Ich bekam zu der Karte auch noch ein grünes Bändchen um den Arm geklebt, damit ich alle Räume des Kulturspeichergeländes besuchen darf — und um mein Handgelenk schmerzhaft von vielen Haaren zu befreien. Für den im Eintrittspreis inbegriffenen Federweißen zur Begrüßung wurde gleich mal ein Edding-Strich auf das Bändchen geschmiert, das hatte schon ein bisschen Bierdeckel-Feeling. Sehr seltsam war, dass der Federweiße in Weingläsern ausgeschenkt wurde, der Wein hingegen in diesen unzerstörbaren Weindorfhumpen mit Henkel. Provokante Kunst aus dem Hause Lumen?

Ach ja, Kunst gab es auch. Reichlich.
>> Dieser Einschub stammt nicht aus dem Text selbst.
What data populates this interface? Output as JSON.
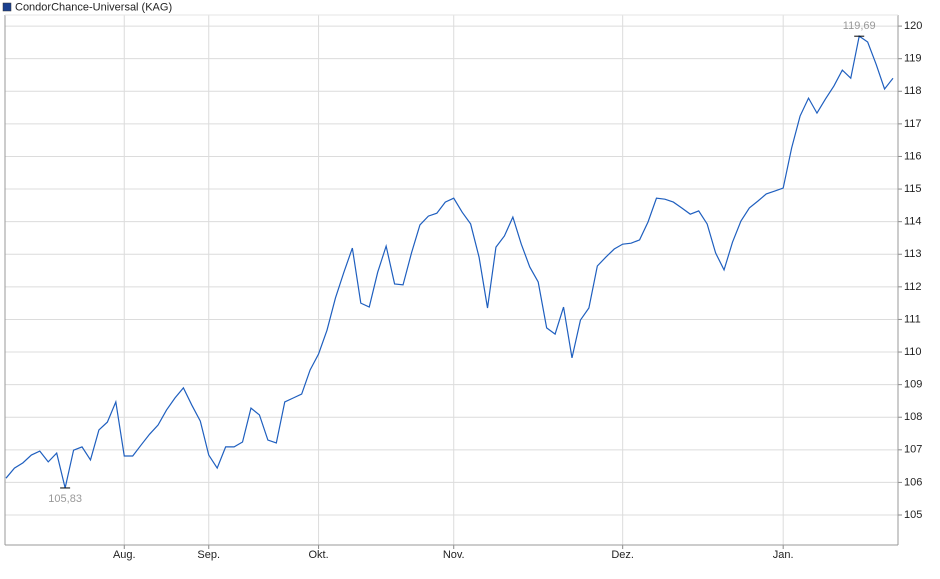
{
  "chart_data": {
    "type": "line",
    "categories": [
      null,
      null,
      null,
      null,
      null,
      null,
      null,
      null,
      null,
      null,
      null,
      null,
      null,
      null,
      "Aug.",
      null,
      null,
      null,
      null,
      null,
      null,
      null,
      null,
      null,
      "Sep.",
      null,
      null,
      null,
      null,
      null,
      null,
      null,
      null,
      null,
      null,
      null,
      null,
      "Okt.",
      null,
      null,
      null,
      null,
      null,
      null,
      null,
      null,
      null,
      null,
      null,
      null,
      null,
      null,
      null,
      "Nov.",
      null,
      null,
      null,
      null,
      null,
      null,
      null,
      null,
      null,
      null,
      null,
      null,
      null,
      null,
      null,
      null,
      null,
      null,
      null,
      "Dez.",
      null,
      null,
      null,
      null,
      null,
      null,
      null,
      null,
      null,
      null,
      null,
      null,
      null,
      null,
      null,
      null,
      null,
      null,
      "Jan.",
      null,
      null,
      null,
      null,
      null,
      null,
      null,
      null,
      null,
      null,
      null,
      null,
      null
    ],
    "series": [
      {
        "name": "CondorChance-Universal (KAG)",
        "color": "#1f5fbf",
        "legend_color": "#1a3f8f",
        "values": [
          106.13,
          106.44,
          106.6,
          106.84,
          106.96,
          106.63,
          106.9,
          105.83,
          106.99,
          107.09,
          106.69,
          107.61,
          107.85,
          108.47,
          106.81,
          106.81,
          107.15,
          107.48,
          107.76,
          108.22,
          108.59,
          108.9,
          108.37,
          107.88,
          106.84,
          106.44,
          107.09,
          107.09,
          107.24,
          108.28,
          108.07,
          107.3,
          107.21,
          108.47,
          108.59,
          108.71,
          109.45,
          109.94,
          110.67,
          111.66,
          112.45,
          113.19,
          111.5,
          111.38,
          112.45,
          113.25,
          112.09,
          112.06,
          113.04,
          113.9,
          114.17,
          114.26,
          114.6,
          114.72,
          114.29,
          113.93,
          112.91,
          111.35,
          113.22,
          113.56,
          114.14,
          113.31,
          112.61,
          112.15,
          110.74,
          110.55,
          111.38,
          109.82,
          110.98,
          111.35,
          112.64,
          112.91,
          113.16,
          113.31,
          113.34,
          113.44,
          113.99,
          114.72,
          114.69,
          114.6,
          114.42,
          114.23,
          114.33,
          113.93,
          113.04,
          112.52,
          113.37,
          114.02,
          114.42,
          114.63,
          114.85,
          114.94,
          115.03,
          116.26,
          117.24,
          117.79,
          117.33,
          117.76,
          118.16,
          118.65,
          118.4,
          119.69,
          119.51,
          118.83,
          118.07,
          118.4
        ],
        "value_labels": [
          null,
          null,
          null,
          null,
          null,
          null,
          null,
          "105,83",
          null,
          null,
          null,
          null,
          null,
          null,
          null,
          null,
          null,
          null,
          null,
          null,
          null,
          null,
          null,
          null,
          null,
          null,
          null,
          null,
          null,
          null,
          null,
          null,
          null,
          null,
          null,
          null,
          null,
          null,
          null,
          null,
          null,
          null,
          null,
          null,
          null,
          null,
          null,
          null,
          null,
          null,
          null,
          null,
          null,
          null,
          null,
          null,
          null,
          null,
          null,
          null,
          null,
          null,
          null,
          null,
          null,
          null,
          null,
          null,
          null,
          null,
          null,
          null,
          null,
          null,
          null,
          null,
          null,
          null,
          null,
          null,
          null,
          null,
          null,
          null,
          null,
          null,
          null,
          null,
          null,
          null,
          null,
          null,
          null,
          null,
          null,
          null,
          null,
          null,
          null,
          null,
          null,
          "119,69",
          null,
          null,
          null,
          null
        ]
      }
    ],
    "ylim": [
      104.08,
      120.34
    ],
    "yticks": [
      105,
      106,
      107,
      108,
      109,
      110,
      111,
      112,
      113,
      114,
      115,
      116,
      117,
      118,
      119,
      120
    ],
    "grid": true
  }
}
So erzählte Hermann de Vries ein wenig über manche Exponate seines „Taschengewitters“. Ein sehr zurückhaltender Mann mit weißen Nikolausbart, aber doch kraftvoll und sehr sympathisch, was noch durch seinen Rudi Carell-Dialekt verstärkt wurde.
Auf dem Vorplatz führten Magnus Kuhn und Helmut Nennmann eine Performance zum Thema „Freie Sicht“ auf. Doch der Humor, der nicht mal bei der Jahreversammlung der Grauen Panther für Lacher sorgen würde, war nicht so meiner – wie man vermutlich merkt. Aber wie so oft dürfen die unverstandenen Künstler mir Ignoranz, Oberflächlichkeit und Unwissen vorwerfen.

Getanzt wurde recht fleißig. Der Tanzspeicher zeigte Ausschnitte aus seinen aktuellen Programmen und die „Jugendgruppe des Tanzspeichers“ schienen im Dauereinsatz zu sein. Auf dem Vorplatz und auf der schummrig-schönen probenBühne zeigten sie einfach nur nette Tänze aber auch recht anspruchsvolle Choreographien. Nett!

Sehr beeindruckend war die Tanzskulptur von Susanne Kirchner. Vor Skulpturen von Emy Roeder nahm sie deren Wirkung auf und tanzte sie — völlig ohne Musik. Durchaus erotisch schuf sie mit ihrem Körper und ihren Bewegung eine Projektion der Dynamik und Tiefe der sie umgebenden Kunst im Raum — und wurde dadurch eine ganz eigene Kunst im Raum.
Es ist schwer zu erklären, was da wirlich passierte, ohne in Kunstphrasen abzudriften. Man musste es erleben.

Die Nacht endete für mich dann schon, auch wenn der Kulturspeicher noch bis 1 Uhr geöffnet hat. Aber das Wochenende wird hart genug — und ich nicht jünger! 😉

3 Gedanken zu „Kurz bei der langen Nacht“

  1. Ich muß Ihnen größtenteils zustimmen. Die BBK-Performance war wirklich banal und altbacken. Und ergänzend muß ich sagen, daß das Kabarett im Bockshorn ähnlich humorlos war. Trotzdem bin ich froh, daß es diese Nacht gibt und würde mich freuen, wenn noch mehr, gerade Jüngere, im nächsten Jahr diese Veranstaltung besuchen würden.